1. o único documento trazido para comprovação da união estável é a escritura pública de união estável estável firmada por eles apenas no ano de 2013. Trata-se, portanto, de documento produzido unilateralmente com informações prestadas pelas próprias partes interessadas. Se, de um lado, não pode ser desprestigiado pelo fato de ter sido produzido unilateralmente, não pode ser aceito isoladamente sem outras provas que lhe corroborem o teor.
2.A união estável é entendida como relação entre duas pessoas, pública, duradoura, com objetivo de constituir família, cujo regramento está previsto no Código Civil, em seu artigo 1.723.
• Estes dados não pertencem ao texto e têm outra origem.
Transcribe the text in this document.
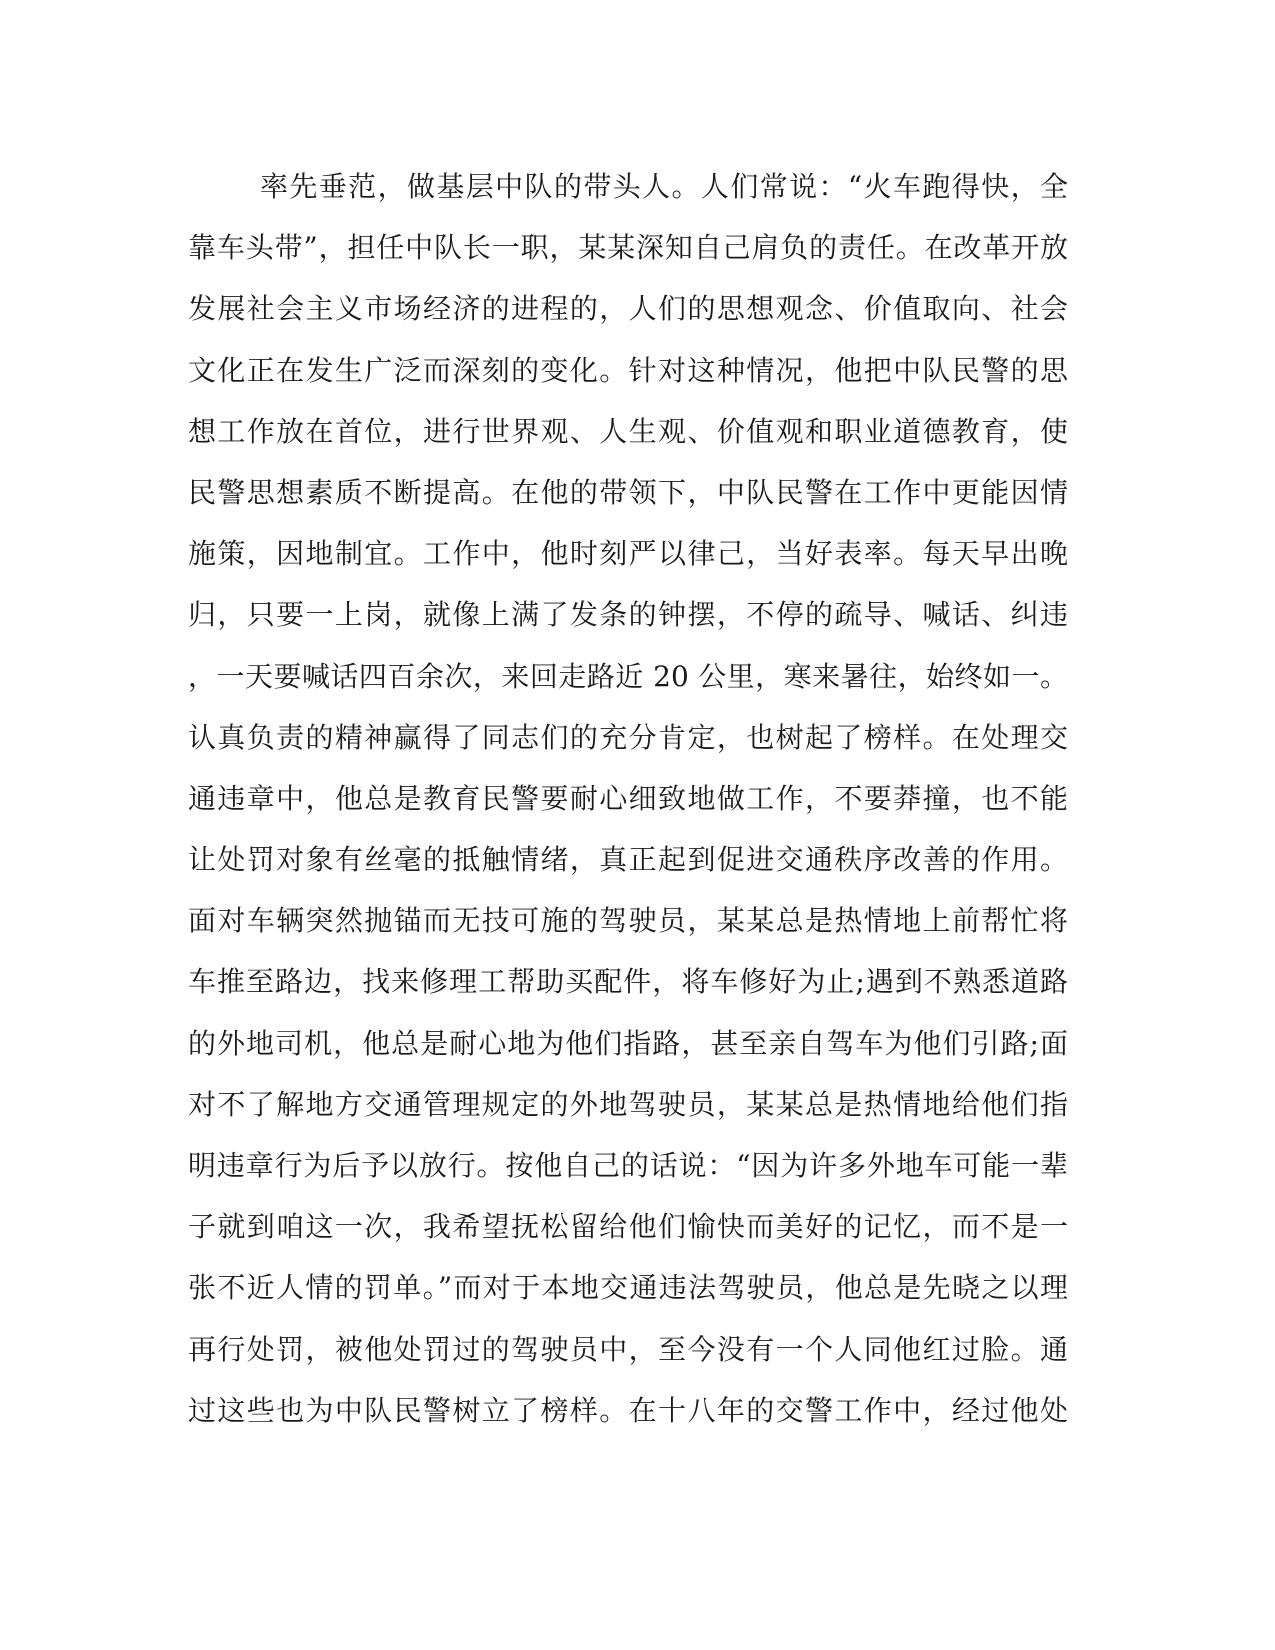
率先垂范，做基层中队的带头人。人们常说：“火车跑得快，全
靠车头带”，担任中队长一职，某某深知自己肩负的责任。在改革开放
发展社会主义市场经济的进程的，人们的思想观念、价值取向、社会
文化正在发生广泛而深刻的变化。针对这种情况，他把中队民警的思
想工作放在首位，进行世界观、人生观、价值观和职业道德教育，使
民警思想素质不断提高。在他的带领下，中队民警在工作中更能因情
施策，因地制宜。工作中，他时刻严以律己，当好表率。每天早出晚
归，只要一上岗，就像上满了发条的钟摆，不停的疏导、喊话、纠违
，一天要喊话四百余次，来回走路近 20 公里，寒来暑往，始终如一。
认真负责的精神赢得了同志们的充分肯定，也树起了榜样。在处理交
通违章中，他总是教育民警要耐心细致地做工作，不要莽撞，也不能
让处罚对象有丝毫的抵触情绪，真正起到促进交通秩序改善的作用。
面对车辆突然抛锚而无技可施的驾驶员，某某总是热情地上前帮忙将
车推至路边，找来修理工帮助买配件，将车修好为止;遇到不熟悉道路
的外地司机，他总是耐心地为他们指路，甚至亲自驾车为他们引路;面
对不了解地方交通管理规定的外地驾驶员，某某总是热情地给他们指
明违章行为后予以放行。按他自己的话说：“因为许多外地车可能一辈
子就到咱这一次，我希望抚松留给他们愉快而美好的记忆，而不是一
张不近人情的罚单。”而对于本地交通违法驾驶员，他总是先晓之以理
再行处罚，被他处罚过的驾驶员中，至今没有一个人同他红过脸。通
过这些也为中队民警树立了榜样。在十八年的交警工作中，经过他处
3. A Lei 8.213/91, em seu artigo 55, exige apresentação de início de prova material para provar tempo de serviço, de sorte que é imprescindível à comprovação do concubinato ao menos início de prova material.
4. Não comprovado o concubinato, a parte autora não pode se socorrer dos documentos trazidos em nome de seu “companheiro”, devendo trazer um íinício de prova material em seu nome.
5. Não é crível que um casal mantenha união estável por 20 anos e não tenha nenhuma fotografia ou documento que comprove o alegado, apenas contrato unilateral firmado por eles, apenas em 2013, ano em que a autora formulou o pedido administrativo do benefício.
6. A ausência de conteúdo probatório eficaz a instruir a inicial, implica a carência de pressuposto de constituição e desenvolvimento válido do processo, impondo a sua extinção sem resolução do mérito e a consequente possibilidade de o autor intentar novamente a ação, caso reúna os elementos necessários à tal iniciativa.
7. Parte e autora condenada no pagamento das despesas processuais e dos honorários advocatícios, observados os benefícios da assistência judiciária gratuita (arts. 11, §2º, e 12, ambos da Lei 1.060/50, reproduzidos pelo §3º do art. 98 do CPC), já que deu causa à extinção do processo sem resolução do mérito.
8 - Revogados os efeitos da tutela antecipada (recurso representativo de controvérsia - REsp nº 1.401.560/M. Repetibilidade dos valores recebidos pela parte autora em virtude de tutela de urgência concedida, a ser vindicada nestes próprios autos, após regular liquidação.
9 - De ofício, processo extinto sem resolução do mérito . Prejudicada a apelação do INSS.